There are many bars in town, but we like The Brickworks Public House’s vibe—they have a digital jukebox inside and host live music two nights a week, cocktails and hearty plates, as well as BrewHouse’s craft beer menu. Fun flourishes throughout, including a model train that runs on the tracks just below the ceiling.

Gear You Need

For a much better ski/snowboarding experience, you must have the right gear. It might not be obvious to first time or beginner skiers, but there are some things that are an absolute necessity—to keep you warm, dry and protected from the elements.

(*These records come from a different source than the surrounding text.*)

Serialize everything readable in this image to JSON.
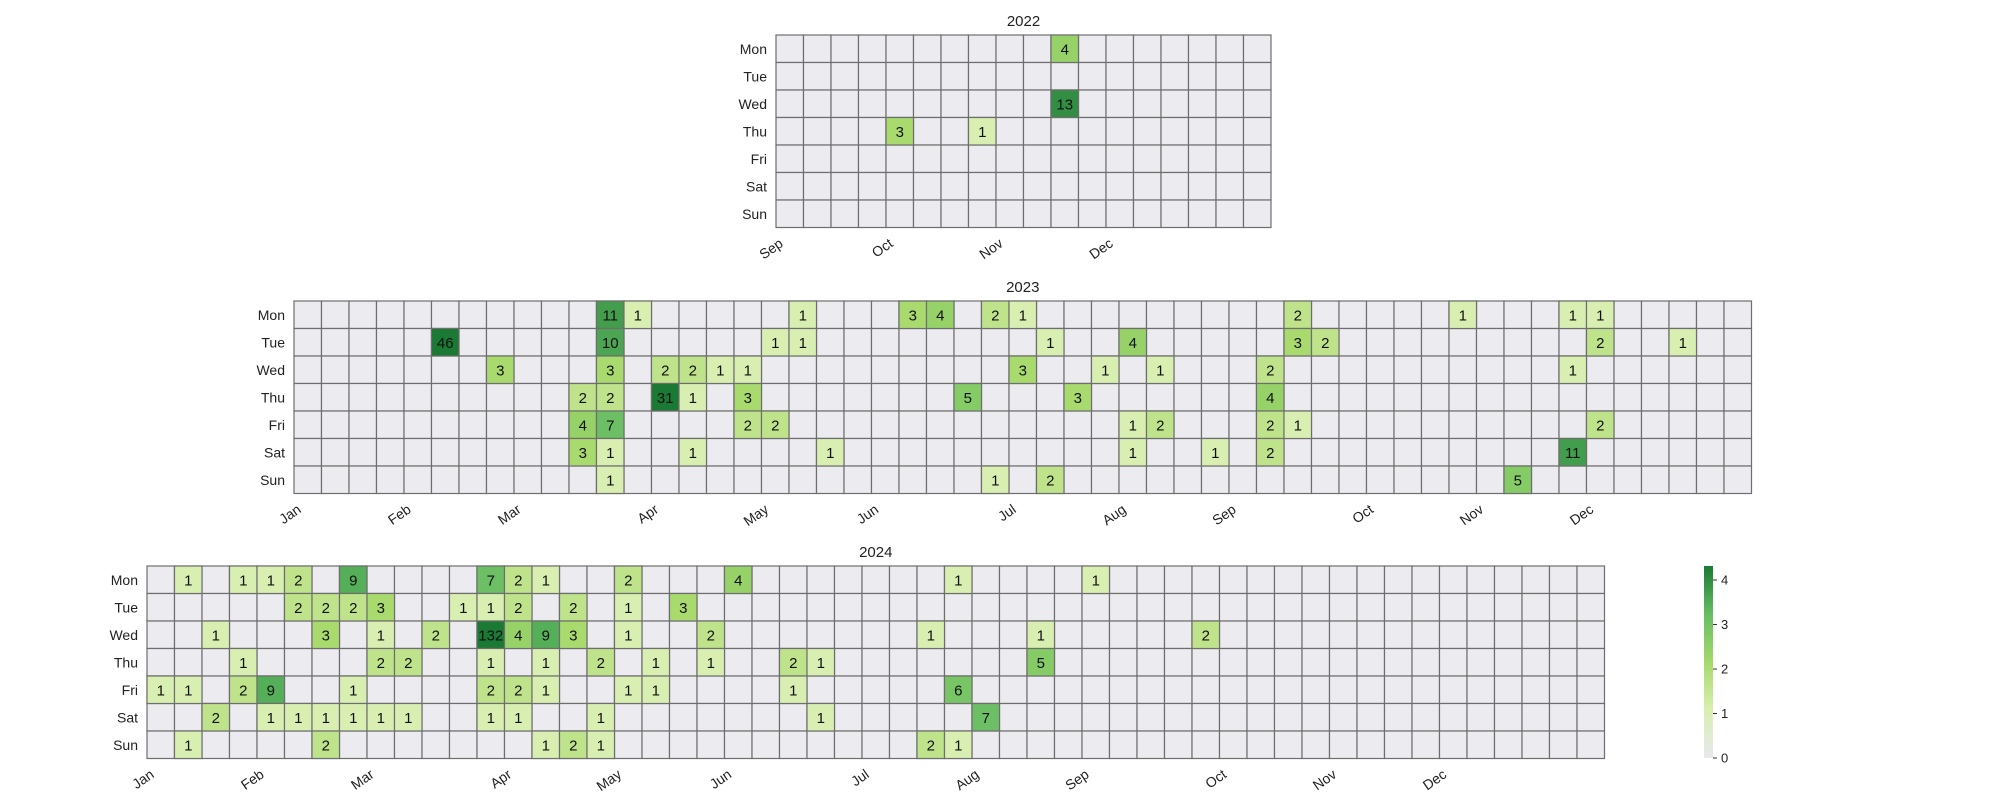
{
  "chart_data": {
    "type": "heatmap",
    "weekdays": [
      "Mon",
      "Tue",
      "Wed",
      "Thu",
      "Fri",
      "Sat",
      "Sun"
    ],
    "colorbar": {
      "ticks": [
        "0",
        "1",
        "2",
        "3",
        "4"
      ],
      "scale": "log-like (log1p)",
      "colors": [
        "#e8e8ee",
        "#d9efb0",
        "#a6d96a",
        "#66bd63",
        "#1a7a33"
      ]
    },
    "panels": [
      {
        "title": "2022",
        "weeks": 18,
        "months": [
          {
            "label": "Sep",
            "week": 0
          },
          {
            "label": "Oct",
            "week": 4
          },
          {
            "label": "Nov",
            "week": 8
          },
          {
            "label": "Dec",
            "week": 12
          }
        ],
        "cells": [
          {
            "week": 10,
            "day": 0,
            "value": 4
          },
          {
            "week": 10,
            "day": 2,
            "value": 13
          },
          {
            "week": 4,
            "day": 3,
            "value": 3
          },
          {
            "week": 7,
            "day": 3,
            "value": 1
          }
        ]
      },
      {
        "title": "2023",
        "weeks": 53,
        "months": [
          {
            "label": "Jan",
            "week": 0
          },
          {
            "label": "Feb",
            "week": 4
          },
          {
            "label": "Mar",
            "week": 8
          },
          {
            "label": "Apr",
            "week": 13
          },
          {
            "label": "May",
            "week": 17
          },
          {
            "label": "Jun",
            "week": 21
          },
          {
            "label": "Jul",
            "week": 26
          },
          {
            "label": "Aug",
            "week": 30
          },
          {
            "label": "Sep",
            "week": 34
          },
          {
            "label": "Oct",
            "week": 39
          },
          {
            "label": "Nov",
            "week": 43
          },
          {
            "label": "Dec",
            "week": 47
          }
        ],
        "cells": [
          {
            "week": 11,
            "day": 0,
            "value": 11
          },
          {
            "week": 12,
            "day": 0,
            "value": 1
          },
          {
            "week": 18,
            "day": 0,
            "value": 1
          },
          {
            "week": 22,
            "day": 0,
            "value": 3
          },
          {
            "week": 23,
            "day": 0,
            "value": 4
          },
          {
            "week": 25,
            "day": 0,
            "value": 2
          },
          {
            "week": 26,
            "day": 0,
            "value": 1
          },
          {
            "week": 36,
            "day": 0,
            "value": 2
          },
          {
            "week": 42,
            "day": 0,
            "value": 1
          },
          {
            "week": 46,
            "day": 0,
            "value": 1
          },
          {
            "week": 47,
            "day": 0,
            "value": 1
          },
          {
            "week": 5,
            "day": 1,
            "value": 46
          },
          {
            "week": 11,
            "day": 1,
            "value": 10
          },
          {
            "week": 17,
            "day": 1,
            "value": 1
          },
          {
            "week": 18,
            "day": 1,
            "value": 1
          },
          {
            "week": 27,
            "day": 1,
            "value": 1
          },
          {
            "week": 30,
            "day": 1,
            "value": 4
          },
          {
            "week": 36,
            "day": 1,
            "value": 3
          },
          {
            "week": 37,
            "day": 1,
            "value": 2
          },
          {
            "week": 47,
            "day": 1,
            "value": 2
          },
          {
            "week": 50,
            "day": 1,
            "value": 1
          },
          {
            "week": 7,
            "day": 2,
            "value": 3
          },
          {
            "week": 11,
            "day": 2,
            "value": 3
          },
          {
            "week": 13,
            "day": 2,
            "value": 2
          },
          {
            "week": 14,
            "day": 2,
            "value": 2
          },
          {
            "week": 15,
            "day": 2,
            "value": 1
          },
          {
            "week": 16,
            "day": 2,
            "value": 1
          },
          {
            "week": 26,
            "day": 2,
            "value": 3
          },
          {
            "week": 29,
            "day": 2,
            "value": 1
          },
          {
            "week": 31,
            "day": 2,
            "value": 1
          },
          {
            "week": 35,
            "day": 2,
            "value": 2
          },
          {
            "week": 46,
            "day": 2,
            "value": 1
          },
          {
            "week": 10,
            "day": 3,
            "value": 2
          },
          {
            "week": 11,
            "day": 3,
            "value": 2
          },
          {
            "week": 13,
            "day": 3,
            "value": 31
          },
          {
            "week": 14,
            "day": 3,
            "value": 1
          },
          {
            "week": 16,
            "day": 3,
            "value": 3
          },
          {
            "week": 24,
            "day": 3,
            "value": 5
          },
          {
            "week": 28,
            "day": 3,
            "value": 3
          },
          {
            "week": 35,
            "day": 3,
            "value": 4
          },
          {
            "week": 10,
            "day": 4,
            "value": 4
          },
          {
            "week": 11,
            "day": 4,
            "value": 7
          },
          {
            "week": 16,
            "day": 4,
            "value": 2
          },
          {
            "week": 17,
            "day": 4,
            "value": 2
          },
          {
            "week": 30,
            "day": 4,
            "value": 1
          },
          {
            "week": 31,
            "day": 4,
            "value": 2
          },
          {
            "week": 35,
            "day": 4,
            "value": 2
          },
          {
            "week": 36,
            "day": 4,
            "value": 1
          },
          {
            "week": 47,
            "day": 4,
            "value": 2
          },
          {
            "week": 10,
            "day": 5,
            "value": 3
          },
          {
            "week": 11,
            "day": 5,
            "value": 1
          },
          {
            "week": 14,
            "day": 5,
            "value": 1
          },
          {
            "week": 19,
            "day": 5,
            "value": 1
          },
          {
            "week": 30,
            "day": 5,
            "value": 1
          },
          {
            "week": 33,
            "day": 5,
            "value": 1
          },
          {
            "week": 35,
            "day": 5,
            "value": 2
          },
          {
            "week": 46,
            "day": 5,
            "value": 11
          },
          {
            "week": 11,
            "day": 6,
            "value": 1
          },
          {
            "week": 25,
            "day": 6,
            "value": 1
          },
          {
            "week": 27,
            "day": 6,
            "value": 2
          },
          {
            "week": 44,
            "day": 6,
            "value": 5
          }
        ]
      },
      {
        "title": "2024",
        "weeks": 53,
        "months": [
          {
            "label": "Jan",
            "week": 0
          },
          {
            "label": "Feb",
            "week": 4
          },
          {
            "label": "Mar",
            "week": 8
          },
          {
            "label": "Apr",
            "week": 13
          },
          {
            "label": "May",
            "week": 17
          },
          {
            "label": "Jun",
            "week": 21
          },
          {
            "label": "Jul",
            "week": 26
          },
          {
            "label": "Aug",
            "week": 30
          },
          {
            "label": "Sep",
            "week": 34
          },
          {
            "label": "Oct",
            "week": 39
          },
          {
            "label": "Nov",
            "week": 43
          },
          {
            "label": "Dec",
            "week": 47
          }
        ],
        "cells": [
          {
            "week": 1,
            "day": 0,
            "value": 1
          },
          {
            "week": 3,
            "day": 0,
            "value": 1
          },
          {
            "week": 4,
            "day": 0,
            "value": 1
          },
          {
            "week": 5,
            "day": 0,
            "value": 2
          },
          {
            "week": 7,
            "day": 0,
            "value": 9
          },
          {
            "week": 12,
            "day": 0,
            "value": 7
          },
          {
            "week": 13,
            "day": 0,
            "value": 2
          },
          {
            "week": 14,
            "day": 0,
            "value": 1
          },
          {
            "week": 17,
            "day": 0,
            "value": 2
          },
          {
            "week": 21,
            "day": 0,
            "value": 4
          },
          {
            "week": 29,
            "day": 0,
            "value": 1
          },
          {
            "week": 34,
            "day": 0,
            "value": 1
          },
          {
            "week": 5,
            "day": 1,
            "value": 2
          },
          {
            "week": 6,
            "day": 1,
            "value": 2
          },
          {
            "week": 7,
            "day": 1,
            "value": 2
          },
          {
            "week": 8,
            "day": 1,
            "value": 3
          },
          {
            "week": 11,
            "day": 1,
            "value": 1
          },
          {
            "week": 12,
            "day": 1,
            "value": 1
          },
          {
            "week": 13,
            "day": 1,
            "value": 2
          },
          {
            "week": 15,
            "day": 1,
            "value": 2
          },
          {
            "week": 17,
            "day": 1,
            "value": 1
          },
          {
            "week": 19,
            "day": 1,
            "value": 3
          },
          {
            "week": 2,
            "day": 2,
            "value": 1
          },
          {
            "week": 6,
            "day": 2,
            "value": 3
          },
          {
            "week": 8,
            "day": 2,
            "value": 1
          },
          {
            "week": 10,
            "day": 2,
            "value": 2
          },
          {
            "week": 12,
            "day": 2,
            "value": 132
          },
          {
            "week": 13,
            "day": 2,
            "value": 4
          },
          {
            "week": 14,
            "day": 2,
            "value": 9
          },
          {
            "week": 15,
            "day": 2,
            "value": 3
          },
          {
            "week": 17,
            "day": 2,
            "value": 1
          },
          {
            "week": 20,
            "day": 2,
            "value": 2
          },
          {
            "week": 28,
            "day": 2,
            "value": 1
          },
          {
            "week": 32,
            "day": 2,
            "value": 1
          },
          {
            "week": 38,
            "day": 2,
            "value": 2
          },
          {
            "week": 3,
            "day": 3,
            "value": 1
          },
          {
            "week": 8,
            "day": 3,
            "value": 2
          },
          {
            "week": 9,
            "day": 3,
            "value": 2
          },
          {
            "week": 12,
            "day": 3,
            "value": 1
          },
          {
            "week": 14,
            "day": 3,
            "value": 1
          },
          {
            "week": 16,
            "day": 3,
            "value": 2
          },
          {
            "week": 18,
            "day": 3,
            "value": 1
          },
          {
            "week": 20,
            "day": 3,
            "value": 1
          },
          {
            "week": 23,
            "day": 3,
            "value": 2
          },
          {
            "week": 24,
            "day": 3,
            "value": 1
          },
          {
            "week": 32,
            "day": 3,
            "value": 5
          },
          {
            "week": 0,
            "day": 4,
            "value": 1
          },
          {
            "week": 1,
            "day": 4,
            "value": 1
          },
          {
            "week": 3,
            "day": 4,
            "value": 2
          },
          {
            "week": 4,
            "day": 4,
            "value": 9
          },
          {
            "week": 7,
            "day": 4,
            "value": 1
          },
          {
            "week": 12,
            "day": 4,
            "value": 2
          },
          {
            "week": 13,
            "day": 4,
            "value": 2
          },
          {
            "week": 14,
            "day": 4,
            "value": 1
          },
          {
            "week": 17,
            "day": 4,
            "value": 1
          },
          {
            "week": 18,
            "day": 4,
            "value": 1
          },
          {
            "week": 23,
            "day": 4,
            "value": 1
          },
          {
            "week": 29,
            "day": 4,
            "value": 6
          },
          {
            "week": 2,
            "day": 5,
            "value": 2
          },
          {
            "week": 4,
            "day": 5,
            "value": 1
          },
          {
            "week": 5,
            "day": 5,
            "value": 1
          },
          {
            "week": 6,
            "day": 5,
            "value": 1
          },
          {
            "week": 7,
            "day": 5,
            "value": 1
          },
          {
            "week": 8,
            "day": 5,
            "value": 1
          },
          {
            "week": 9,
            "day": 5,
            "value": 1
          },
          {
            "week": 12,
            "day": 5,
            "value": 1
          },
          {
            "week": 13,
            "day": 5,
            "value": 1
          },
          {
            "week": 16,
            "day": 5,
            "value": 1
          },
          {
            "week": 24,
            "day": 5,
            "value": 1
          },
          {
            "week": 30,
            "day": 5,
            "value": 7
          },
          {
            "week": 1,
            "day": 6,
            "value": 1
          },
          {
            "week": 6,
            "day": 6,
            "value": 2
          },
          {
            "week": 14,
            "day": 6,
            "value": 1
          },
          {
            "week": 15,
            "day": 6,
            "value": 2
          },
          {
            "week": 16,
            "day": 6,
            "value": 1
          },
          {
            "week": 28,
            "day": 6,
            "value": 2
          },
          {
            "week": 29,
            "day": 6,
            "value": 1
          }
        ]
      }
    ]
  }
}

Base layers: Layering is important, but wearing the right layers is more important. Choose base layers that are designed to protect you from the cold. Patagonia’s Capilene Thermal Weight Crew, a Fair Trade Certified product, is lightweight and breathable yet it keeps you amazingly toasty. For bottoms, Obermeyer’s Nellie Tight helps keep your lower half very comfortable.

A jacket: Even though you’re going on a cold-weather vacation, there’s no need to overpack. One lightweight, waterproofed jacket, preferably insulated, is good enough. If you run hot, however, opt for a warm fleece vest instead.

Pants: Wearing proper ski pants is more important than anything else to keep you warm, comfortable, dry and mobile. Patagonia makes some high quality insulated pants that fit quite nicely. They’re made of GORE-TEX® fabric with a durable water repellent finish.

Snow boots: While ski/snowboarding boots are available to rent, boots designed for snow aren’t. And you need a proper pair for when you’re snowmobiling, ziplining or simply walking around town. The North Face’s Chilkat boots are sturdy and great for trudging on snow, while their Thermoball boots are warm, lightweight options.

Socks: Believe us; it’s not about the thickness. It’s all about the material. Get a pair of Smartwool socks instead. They’re thin, breathable and warm.

Gloves: If you think you don’t need gloves when skiing, snowmobiling or ziplining, you’re completely wrong. A good pair of waterproofed gloves, preferably with wrist lashes, will protect your hands from frostbite.

Carry-all pack: If you’re planning on bringing your DSLR and other camera gear while skiing or doing your après ski activities—there’s nothing that compares to the views at the top of the mountains—consider a water repellent daypack that can fit other things as well like protein bars and water.